Xie and colleagues also analyzed the data based on whether people weren’t hospitalized (n = 131,612), were admitted to the hospital (n = 16,760), or required intensive care (n = 5,388) while sick with COVID-19. “These risks and burdens were evident even among individuals who were not hospitalized during the acute phase of the infection and increased in a graded fashion according to the care setting,” they write.
Their results were consistent when compared with a cohort of 5,859,411 historical control patients who received care within the VA healthcare system in 2017. Additionally, CV risks were higher after exposure to COVID-19 compared with before exposure, the researchers report, and further analyses showed COVID-19 vaccination didn’t explain any of the added myocarditis and pericarditis risks.
‘Urgent, Coordinated Care’ Required
As for likely mechanisms, Al-Aly cited several possibilities. It may be that “the body’s immune reaction to the virus and the intensity of it may cascade down to become autoimmune,” he said. Another is that the spike protein’s engagement with the ACE2 receptors, “nearly ubiquitously present on almost every human cell,” could be provoking adverse outcomes. For now, these are just hypotheses, and there’s no reason to think they’re mutually exclusive, Al-Aly added. “Biology does not work like that, and life does not work like that. A lot of times it could be two or three mechanisms at play at any point in time.”

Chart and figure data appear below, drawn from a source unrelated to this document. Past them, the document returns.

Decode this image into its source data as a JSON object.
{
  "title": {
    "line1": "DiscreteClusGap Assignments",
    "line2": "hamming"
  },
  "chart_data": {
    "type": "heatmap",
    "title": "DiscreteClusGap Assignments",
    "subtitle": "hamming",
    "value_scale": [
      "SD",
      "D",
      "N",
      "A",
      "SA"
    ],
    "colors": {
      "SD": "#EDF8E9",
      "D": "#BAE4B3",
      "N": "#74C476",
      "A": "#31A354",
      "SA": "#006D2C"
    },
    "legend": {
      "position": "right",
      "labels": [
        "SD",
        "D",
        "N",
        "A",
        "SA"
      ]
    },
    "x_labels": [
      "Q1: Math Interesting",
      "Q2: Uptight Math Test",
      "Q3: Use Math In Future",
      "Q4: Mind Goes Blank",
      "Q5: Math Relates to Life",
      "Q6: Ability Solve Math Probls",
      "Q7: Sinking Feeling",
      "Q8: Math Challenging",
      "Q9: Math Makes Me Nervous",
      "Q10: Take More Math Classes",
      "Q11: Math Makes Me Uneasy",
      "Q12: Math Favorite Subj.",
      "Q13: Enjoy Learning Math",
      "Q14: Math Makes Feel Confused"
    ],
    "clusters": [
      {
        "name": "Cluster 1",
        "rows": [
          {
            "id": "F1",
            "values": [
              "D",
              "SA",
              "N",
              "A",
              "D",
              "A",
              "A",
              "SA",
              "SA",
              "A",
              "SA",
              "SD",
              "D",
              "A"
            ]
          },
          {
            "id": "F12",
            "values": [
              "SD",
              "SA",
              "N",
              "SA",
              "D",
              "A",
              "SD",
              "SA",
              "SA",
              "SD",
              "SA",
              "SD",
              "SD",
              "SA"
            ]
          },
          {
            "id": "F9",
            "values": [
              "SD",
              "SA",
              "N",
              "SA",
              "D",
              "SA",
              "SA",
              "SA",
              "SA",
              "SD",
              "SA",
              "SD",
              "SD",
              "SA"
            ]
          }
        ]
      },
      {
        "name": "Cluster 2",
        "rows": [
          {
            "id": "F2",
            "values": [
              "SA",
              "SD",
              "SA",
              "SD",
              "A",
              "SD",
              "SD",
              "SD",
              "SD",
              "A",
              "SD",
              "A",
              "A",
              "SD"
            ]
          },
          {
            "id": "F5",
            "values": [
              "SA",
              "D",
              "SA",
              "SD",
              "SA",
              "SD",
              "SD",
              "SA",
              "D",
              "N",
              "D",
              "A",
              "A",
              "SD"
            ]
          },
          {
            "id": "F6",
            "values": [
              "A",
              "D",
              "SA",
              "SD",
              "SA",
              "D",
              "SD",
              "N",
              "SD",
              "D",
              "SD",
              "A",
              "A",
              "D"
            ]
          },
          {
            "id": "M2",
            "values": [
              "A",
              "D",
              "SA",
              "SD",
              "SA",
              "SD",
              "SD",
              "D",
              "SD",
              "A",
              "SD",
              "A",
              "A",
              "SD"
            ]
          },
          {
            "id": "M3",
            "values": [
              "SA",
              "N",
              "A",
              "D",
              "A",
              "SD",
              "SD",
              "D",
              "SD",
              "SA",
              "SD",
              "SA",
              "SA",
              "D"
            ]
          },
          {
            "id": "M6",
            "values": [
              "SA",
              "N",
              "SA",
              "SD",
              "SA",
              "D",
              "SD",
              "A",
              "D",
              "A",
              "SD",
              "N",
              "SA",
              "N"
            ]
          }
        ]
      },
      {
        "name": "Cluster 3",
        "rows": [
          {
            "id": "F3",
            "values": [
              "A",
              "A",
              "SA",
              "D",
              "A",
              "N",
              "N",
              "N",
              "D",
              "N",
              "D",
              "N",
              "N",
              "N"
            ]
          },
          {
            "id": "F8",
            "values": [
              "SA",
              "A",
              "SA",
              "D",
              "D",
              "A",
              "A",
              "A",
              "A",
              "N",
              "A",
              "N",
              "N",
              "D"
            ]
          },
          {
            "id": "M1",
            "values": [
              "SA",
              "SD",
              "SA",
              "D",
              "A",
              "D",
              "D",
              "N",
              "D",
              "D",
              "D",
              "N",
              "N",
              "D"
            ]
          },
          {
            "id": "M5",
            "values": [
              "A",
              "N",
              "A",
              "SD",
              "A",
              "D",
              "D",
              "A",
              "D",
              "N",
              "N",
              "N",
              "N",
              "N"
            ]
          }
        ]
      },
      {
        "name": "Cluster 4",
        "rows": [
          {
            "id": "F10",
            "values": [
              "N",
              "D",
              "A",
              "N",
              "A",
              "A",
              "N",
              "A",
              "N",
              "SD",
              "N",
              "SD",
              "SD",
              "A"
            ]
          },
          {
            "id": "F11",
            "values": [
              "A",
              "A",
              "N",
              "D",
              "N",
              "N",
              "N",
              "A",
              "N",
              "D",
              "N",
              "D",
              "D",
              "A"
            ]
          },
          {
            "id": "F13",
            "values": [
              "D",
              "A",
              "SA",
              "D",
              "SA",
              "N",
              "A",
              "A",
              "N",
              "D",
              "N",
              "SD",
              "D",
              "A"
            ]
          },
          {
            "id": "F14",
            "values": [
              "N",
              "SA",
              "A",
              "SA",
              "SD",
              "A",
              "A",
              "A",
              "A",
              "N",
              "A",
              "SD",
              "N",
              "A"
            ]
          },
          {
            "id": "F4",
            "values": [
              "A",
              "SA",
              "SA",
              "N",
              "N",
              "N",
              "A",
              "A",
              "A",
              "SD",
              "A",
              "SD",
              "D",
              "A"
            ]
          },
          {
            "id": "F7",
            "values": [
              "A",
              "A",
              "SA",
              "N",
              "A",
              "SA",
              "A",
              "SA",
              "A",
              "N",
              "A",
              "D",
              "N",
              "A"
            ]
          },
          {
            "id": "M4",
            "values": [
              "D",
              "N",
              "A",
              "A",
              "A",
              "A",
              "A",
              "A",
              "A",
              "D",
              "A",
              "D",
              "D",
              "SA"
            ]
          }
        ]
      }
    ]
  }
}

Al-Aly said that, to him, all of these aftereffects “that wouldn’t have happened otherwise” fall under the umbrella of “long COVID,” irrespective of whether patients were having noticeable, lingering symptoms. The CV events, in and of themselves, are “one facet of the multifaceted ‘long COVID,’” he explained.
Time-wise, events were “a little bit front-loaded,” occurring at a higher frequency in the first 6 months of follow-up, though not exclusively in that earlier window, said Al-Aly. Their study doesn’t reveal what happens beyond 1 year, he pointed out. “Arguably, there could be actually [higher risk] up to a year-and-a-half or 2 years. We don’t really know yet.”
Nasir agreed that for COVID-19 survivors, it’s too early to truly know the long-term ramifications. “There is a possibility that the risk may even continue to remain the same or grow [for them] in the ensuing years,” he said, which reiterates the key message: “Prevent COVID. . . . Vaccination is the answer.”
The study also emphasizes the need for preventive cardiology, he added. “Especially [for patients who’ve] had prior COVID, I would be paying more attention to them and having a greater due diligence” when it comes to risk assessment and management. COVID-19 should be considered a “risk-enhancing factor,” Nasir said, specifying that extra attention should be paid to vulnerable populations, such as racial/ethnic minorities and people who face difficulties like access to transportation.
Overall, this situation calls for “urgent, coordinated care,” not just in the US but in low- and middle-income countries, where the burden might even be higher, he stressed.
Both Nasir and the study authors observed that it’s hard to predict the future. “As the pandemic, with all its dynamic features, continues to progress, as the virus continues to mutate and as new variants evolve and as vaccine uptake improves, it is possible that the epidemiology of cardiovascular manifestations in COVID-19 might also change over time,” Xie et al write.